Presley,
Agree, the US waged the Cold War hard in the Middle East. And well from our perspective. The problem is that we locked those Cold War control measures in place and rode them from the fall of the Berlin Wall to the fall of the Twin Towers. Then, we modified them by adding an aggressive CT layer of engagement and HN security force capacity building directed at capabilities to go after "terrorists." AQ guys are really very few. AQ AP, HOA and Maghreb are made up primarily of nationalist insurgents with a handful of AQ hardcores running the UW program to organize, train, finance, supply, etc.
We let our intel guys throw a big net over the whole mess and call it "terrorism" and granted hunting licenses, provided support and encouraged aggressive pursuit of all.

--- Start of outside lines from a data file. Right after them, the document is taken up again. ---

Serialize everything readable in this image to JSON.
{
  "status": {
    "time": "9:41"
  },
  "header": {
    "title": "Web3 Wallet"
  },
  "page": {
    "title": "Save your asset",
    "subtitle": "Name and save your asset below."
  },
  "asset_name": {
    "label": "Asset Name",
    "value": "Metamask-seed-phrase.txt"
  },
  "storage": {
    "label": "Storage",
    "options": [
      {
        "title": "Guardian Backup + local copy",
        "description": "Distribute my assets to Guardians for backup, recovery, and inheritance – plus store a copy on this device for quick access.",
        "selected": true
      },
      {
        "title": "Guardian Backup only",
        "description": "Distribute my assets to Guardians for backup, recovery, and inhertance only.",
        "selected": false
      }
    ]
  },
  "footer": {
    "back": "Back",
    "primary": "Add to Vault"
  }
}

If we are going to do Security Force Capacity Building with some Ally we need to focus it on dealing with external threats 99% of the time. Help the Saudis deter or defeat an attack by Iran? No problem. Help the Saudis round up the dissenting members of their own populace? I have a problem with that. If the Saudis want to do that, that is there business, but it flies in the face of US principle and law and it weakens us globally when we support suppression abroad of actions that are legal, encouraged, and honored at home.
Bottom line is that we got off track. Our handling of the current rash of popular uprisings, both in how we deal with those governments and how we deal with those populaces, is critical to getting back onto azimuth with our national ethos and principles. We will still do hard things when hard times such as the Cold War dictate. But now is not such times, and there must be healing when conditions change.